A key member of the Syrian opposition meanwhile said the National Coalition would make a “final decision” later this month on whether to attend a Geneva peace conference planned for January 22 and aimed at ending the nearly three-year-old conflict.

Hezbollah, a Lebanese Shiite movement, has lost scores of fighters since it joined Assad in battling the Sunni-led rebels, inflaming sectarian tensions on both sides of the border.

A Lebanese security source confirmed that “Ali Bazzi, a high-ranking Hezbollah military commander, was killed today in a combat zone,” without specifying the location.

A website for Bint Jbeil, Bazzi’s hometown in southern Lebanon, also announced his death and posted pictures of him in military garb and holding an automatic rifle, saying he “died a martyr as he was carrying out his sacred duty as a jihadist.”

Hezbollah chief Hassan Nasrallah has repeatedly defended his group’s involvement in Syria, most recently on Tuesday in an interview with Lebanese broadcaster OTV.

Hours after that interview Hezbollah said a member of its secretive top leadership was shot dead near Beirut, blaming Israel for his murder.

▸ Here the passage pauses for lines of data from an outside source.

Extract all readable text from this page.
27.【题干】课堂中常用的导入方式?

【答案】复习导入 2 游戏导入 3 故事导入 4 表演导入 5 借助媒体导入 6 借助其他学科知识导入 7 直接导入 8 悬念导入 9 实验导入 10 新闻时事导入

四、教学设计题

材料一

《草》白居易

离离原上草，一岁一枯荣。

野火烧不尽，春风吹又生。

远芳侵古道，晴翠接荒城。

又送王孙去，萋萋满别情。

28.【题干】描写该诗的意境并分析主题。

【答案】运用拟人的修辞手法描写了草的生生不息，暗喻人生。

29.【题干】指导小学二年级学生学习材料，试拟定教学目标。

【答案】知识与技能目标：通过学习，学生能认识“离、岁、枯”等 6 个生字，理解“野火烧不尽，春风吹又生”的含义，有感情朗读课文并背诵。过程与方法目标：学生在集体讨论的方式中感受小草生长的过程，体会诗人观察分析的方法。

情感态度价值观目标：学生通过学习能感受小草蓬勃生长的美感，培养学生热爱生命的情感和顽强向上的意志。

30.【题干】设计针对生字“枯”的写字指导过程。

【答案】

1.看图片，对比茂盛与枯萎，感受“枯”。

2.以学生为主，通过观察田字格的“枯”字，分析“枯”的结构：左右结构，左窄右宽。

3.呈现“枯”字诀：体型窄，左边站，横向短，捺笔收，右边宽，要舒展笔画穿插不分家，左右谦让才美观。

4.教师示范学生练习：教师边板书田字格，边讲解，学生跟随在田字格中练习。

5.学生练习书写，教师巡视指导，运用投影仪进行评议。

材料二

Hezbollah has been fighting alongside Syrian regime troops in Qalamoun in recent days, hoping to secure the mountainous area linking Damascus with the central Homs province and deprive the rebels of smuggling routes across the border to Lebanon.

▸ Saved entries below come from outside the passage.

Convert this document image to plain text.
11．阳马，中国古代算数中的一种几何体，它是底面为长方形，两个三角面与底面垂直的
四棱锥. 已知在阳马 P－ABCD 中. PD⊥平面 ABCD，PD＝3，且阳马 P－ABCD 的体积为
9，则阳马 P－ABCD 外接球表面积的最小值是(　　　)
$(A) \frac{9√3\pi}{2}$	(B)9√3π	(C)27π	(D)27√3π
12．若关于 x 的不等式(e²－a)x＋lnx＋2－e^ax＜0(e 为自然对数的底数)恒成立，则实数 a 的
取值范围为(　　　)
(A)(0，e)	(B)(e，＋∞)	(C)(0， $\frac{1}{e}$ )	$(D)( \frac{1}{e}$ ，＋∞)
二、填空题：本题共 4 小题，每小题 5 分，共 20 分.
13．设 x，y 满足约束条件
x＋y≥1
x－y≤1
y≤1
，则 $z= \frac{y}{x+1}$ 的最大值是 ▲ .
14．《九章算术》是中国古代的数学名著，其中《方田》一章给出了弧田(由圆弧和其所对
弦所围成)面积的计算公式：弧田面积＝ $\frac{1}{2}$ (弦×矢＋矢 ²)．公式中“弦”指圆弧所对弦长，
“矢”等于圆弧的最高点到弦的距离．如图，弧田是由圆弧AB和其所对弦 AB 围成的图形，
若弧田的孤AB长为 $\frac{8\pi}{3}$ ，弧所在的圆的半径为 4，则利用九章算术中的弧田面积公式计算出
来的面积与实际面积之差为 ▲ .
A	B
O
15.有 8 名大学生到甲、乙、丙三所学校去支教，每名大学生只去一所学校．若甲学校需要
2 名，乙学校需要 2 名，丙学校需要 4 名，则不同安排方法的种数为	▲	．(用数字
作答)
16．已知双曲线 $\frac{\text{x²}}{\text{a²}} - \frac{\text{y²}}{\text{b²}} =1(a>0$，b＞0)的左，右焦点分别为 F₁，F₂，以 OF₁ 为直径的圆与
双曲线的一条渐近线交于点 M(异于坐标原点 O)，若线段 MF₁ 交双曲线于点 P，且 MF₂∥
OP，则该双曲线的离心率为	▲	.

“There is fierce fighting in Nabuk between government forces, backed by Lebanese Hezbollah fighters, and Al-Nusra Front and the Islamic State of Iraq and the Levant,” two Al-Qaeda-linked groups, the Syrian Observatory for Human Rights said.

The group, which relies on activists and medics on the ground for its information, said regime troops had “executed five civilians, including two children,” in the town.

Activists said they were able to transport the bodies to Yabrud, a nearby area held by rebels, and they uploaded pictures on social media that they said showed the bloodied corpses of the two children, one of which had a head wound.

The Observatory said Assad’s troops had taken “new sectors” of Nabuk yesterday after surrounding the town and pounding it with artillery for the past two weeks.